Why is US debt rising to the level it was almost 20 years ago?
Congress narrowly approves Donald Trump's tax cuts, and investors fear the deficit will grow and the debt will become harder to pay.


BarcelonaUS 30-year Treasury bonds have soared their yield to above 5% (5.07%), the highest level in almost two decades. This trend—the movement between prices and yields is inverse, with lower prices leading to higher interest rates and higher prices leading to lower yields—means that money is fleeing these assets, meaning demand is falling, whereas until recently they were considered a safe haven in times of uncertainty. The US must pay more, that is, pay more, to raise funds to finance itself.
This effect already began to occur with the Trump administration's tariff announcements and has been exacerbated by the fact that Congress approved a bill this Thursday that provides for tax cuts of up to $3 trillion. Neither the initial market reaction to the customs charges, which caused Trump to moderate his desire to raise revenue out of fear of provoking an economic crisis in his country, nor the current evolution of the debt were effects expected by the US president. Quite the opposite.

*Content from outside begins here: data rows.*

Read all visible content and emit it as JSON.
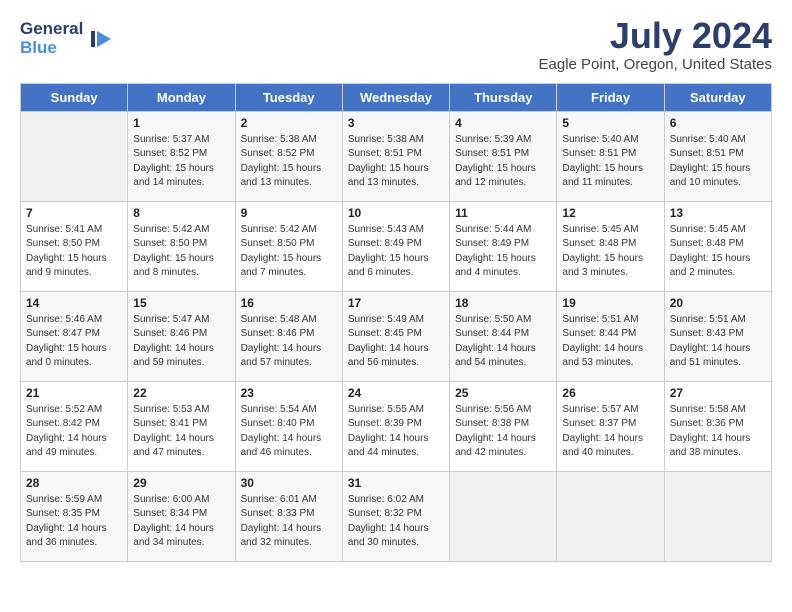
{
  "header": {
    "logo_general": "General",
    "logo_blue": "Blue",
    "month_title": "July 2024",
    "location": "Eagle Point, Oregon, United States"
  },
  "days_of_week": [
    "Sunday",
    "Monday",
    "Tuesday",
    "Wednesday",
    "Thursday",
    "Friday",
    "Saturday"
  ],
  "weeks": [
    [
      {
        "day": "",
        "content": ""
      },
      {
        "day": "1",
        "content": "Sunrise: 5:37 AM\nSunset: 8:52 PM\nDaylight: 15 hours\nand 14 minutes."
      },
      {
        "day": "2",
        "content": "Sunrise: 5:38 AM\nSunset: 8:52 PM\nDaylight: 15 hours\nand 13 minutes."
      },
      {
        "day": "3",
        "content": "Sunrise: 5:38 AM\nSunset: 8:51 PM\nDaylight: 15 hours\nand 13 minutes."
      },
      {
        "day": "4",
        "content": "Sunrise: 5:39 AM\nSunset: 8:51 PM\nDaylight: 15 hours\nand 12 minutes."
      },
      {
        "day": "5",
        "content": "Sunrise: 5:40 AM\nSunset: 8:51 PM\nDaylight: 15 hours\nand 11 minutes."
      },
      {
        "day": "6",
        "content": "Sunrise: 5:40 AM\nSunset: 8:51 PM\nDaylight: 15 hours\nand 10 minutes."
      }
    ],
    [
      {
        "day": "7",
        "content": "Sunrise: 5:41 AM\nSunset: 8:50 PM\nDaylight: 15 hours\nand 9 minutes."
      },
      {
        "day": "8",
        "content": "Sunrise: 5:42 AM\nSunset: 8:50 PM\nDaylight: 15 hours\nand 8 minutes."
      },
      {
        "day": "9",
        "content": "Sunrise: 5:42 AM\nSunset: 8:50 PM\nDaylight: 15 hours\nand 7 minutes."
      },
      {
        "day": "10",
        "content": "Sunrise: 5:43 AM\nSunset: 8:49 PM\nDaylight: 15 hours\nand 6 minutes."
      },
      {
        "day": "11",
        "content": "Sunrise: 5:44 AM\nSunset: 8:49 PM\nDaylight: 15 hours\nand 4 minutes."
      },
      {
        "day": "12",
        "content": "Sunrise: 5:45 AM\nSunset: 8:48 PM\nDaylight: 15 hours\nand 3 minutes."
      },
      {
        "day": "13",
        "content": "Sunrise: 5:45 AM\nSunset: 8:48 PM\nDaylight: 15 hours\nand 2 minutes."
      }
    ],
    [
      {
        "day": "14",
        "content": "Sunrise: 5:46 AM\nSunset: 8:47 PM\nDaylight: 15 hours\nand 0 minutes."
      },
      {
        "day": "15",
        "content": "Sunrise: 5:47 AM\nSunset: 8:46 PM\nDaylight: 14 hours\nand 59 minutes."
      },
      {
        "day": "16",
        "content": "Sunrise: 5:48 AM\nSunset: 8:46 PM\nDaylight: 14 hours\nand 57 minutes."
      },
      {
        "day": "17",
        "content": "Sunrise: 5:49 AM\nSunset: 8:45 PM\nDaylight: 14 hours\nand 56 minutes."
      },
      {
        "day": "18",
        "content": "Sunrise: 5:50 AM\nSunset: 8:44 PM\nDaylight: 14 hours\nand 54 minutes."
      },
      {
        "day": "19",
        "content": "Sunrise: 5:51 AM\nSunset: 8:44 PM\nDaylight: 14 hours\nand 53 minutes."
      },
      {
        "day": "20",
        "content": "Sunrise: 5:51 AM\nSunset: 8:43 PM\nDaylight: 14 hours\nand 51 minutes."
      }
    ],
    [
      {
        "day": "21",
        "content": "Sunrise: 5:52 AM\nSunset: 8:42 PM\nDaylight: 14 hours\nand 49 minutes."
      },
      {
        "day": "22",
        "content": "Sunrise: 5:53 AM\nSunset: 8:41 PM\nDaylight: 14 hours\nand 47 minutes."
      },
      {
        "day": "23",
        "content": "Sunrise: 5:54 AM\nSunset: 8:40 PM\nDaylight: 14 hours\nand 46 minutes."
      },
      {
        "day": "24",
        "content": "Sunrise: 5:55 AM\nSunset: 8:39 PM\nDaylight: 14 hours\nand 44 minutes."
      },
      {
        "day": "25",
        "content": "Sunrise: 5:56 AM\nSunset: 8:38 PM\nDaylight: 14 hours\nand 42 minutes."
      },
      {
        "day": "26",
        "content": "Sunrise: 5:57 AM\nSunset: 8:37 PM\nDaylight: 14 hours\nand 40 minutes."
      },
      {
        "day": "27",
        "content": "Sunrise: 5:58 AM\nSunset: 8:36 PM\nDaylight: 14 hours\nand 38 minutes."
      }
    ],
    [
      {
        "day": "28",
        "content": "Sunrise: 5:59 AM\nSunset: 8:35 PM\nDaylight: 14 hours\nand 36 minutes."
      },
      {
        "day": "29",
        "content": "Sunrise: 6:00 AM\nSunset: 8:34 PM\nDaylight: 14 hours\nand 34 minutes."
      },
      {
        "day": "30",
        "content": "Sunrise: 6:01 AM\nSunset: 8:33 PM\nDaylight: 14 hours\nand 32 minutes."
      },
      {
        "day": "31",
        "content": "Sunrise: 6:02 AM\nSunset: 8:32 PM\nDaylight: 14 hours\nand 30 minutes."
      },
      {
        "day": "",
        "content": ""
      },
      {
        "day": "",
        "content": ""
      },
      {
        "day": "",
        "content": ""
      }
    ]
  ]
}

Investors are concerned that this tax cut will lead to an increase in the public deficit, which stands at $1.05 trillion, and the national debt, which already exceeds the gigantic figure of $36.2 trillion, more than 124% of all the wealth generated by the country. Analysts estimate that the planned cuts could increase public deficits by some $2.7 trillion over a decade. Investors are mindful of the disaster caused by British Prime Minister Liz Truss with her tax cuts in 2022, which collapsed the value of the pound sterling. As a result, she became the UK's longest-serving Prime Minister, serving from 5 September to 25 October 2022.
Credit rating
Another element that unnerved investors was the downgrade of the US credit rating by Moody's on Wednesday, something that hadn't happened since 1917. The world's leading power has lost its best-in-class rating, the highest credit rating for a country. And although the rating imposed on it is still high and far from the risk of default, it represents a worrying milestone. It is now surpassed by the debts of Germany, Australia, Canada, and Switzerland, and equal to those of Austria and Finland.

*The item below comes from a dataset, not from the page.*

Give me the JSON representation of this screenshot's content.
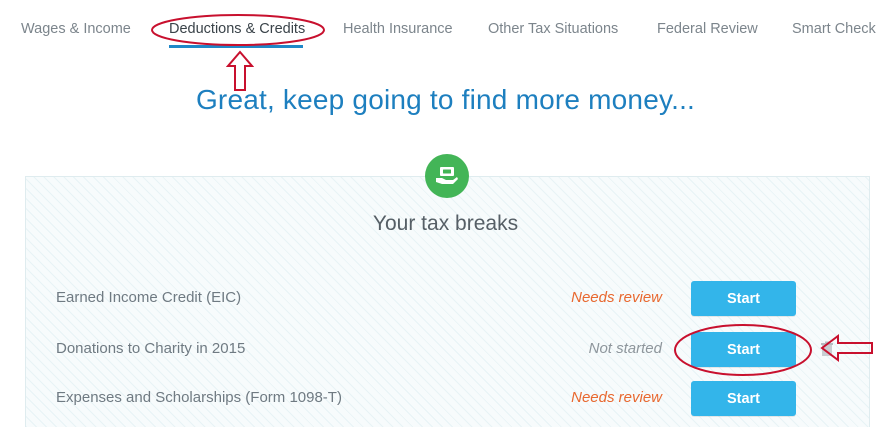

The fiscal plan, dubbed by Trump as "the big, beautiful bill," was approved with a majority of just one vote after a long, late-night session in Spain. It also came after conservative Republican congressmen, opposed to the legislation because they believe it increases the deficit, held several meetings with the White House to reach an agreement. The text, which will now go to the Senate, in addition to tax cuts, provides for a $4 trillion increase in the debt ceiling and a reduction in social spending.
Experts predict that US Treasury bond yields could continue to fluctuate between 4% and 5% throughout 2025. Markets will have to assimilate the new fiscal policies and the evolution of the economy. Some analysts also anticipate possible interest rate cuts by the Federal Reserve, although this will depend on the evolution of inflation and economic growth. This is Trump's wish, which central bank chairman Jerome Powell has so far refused to comply with.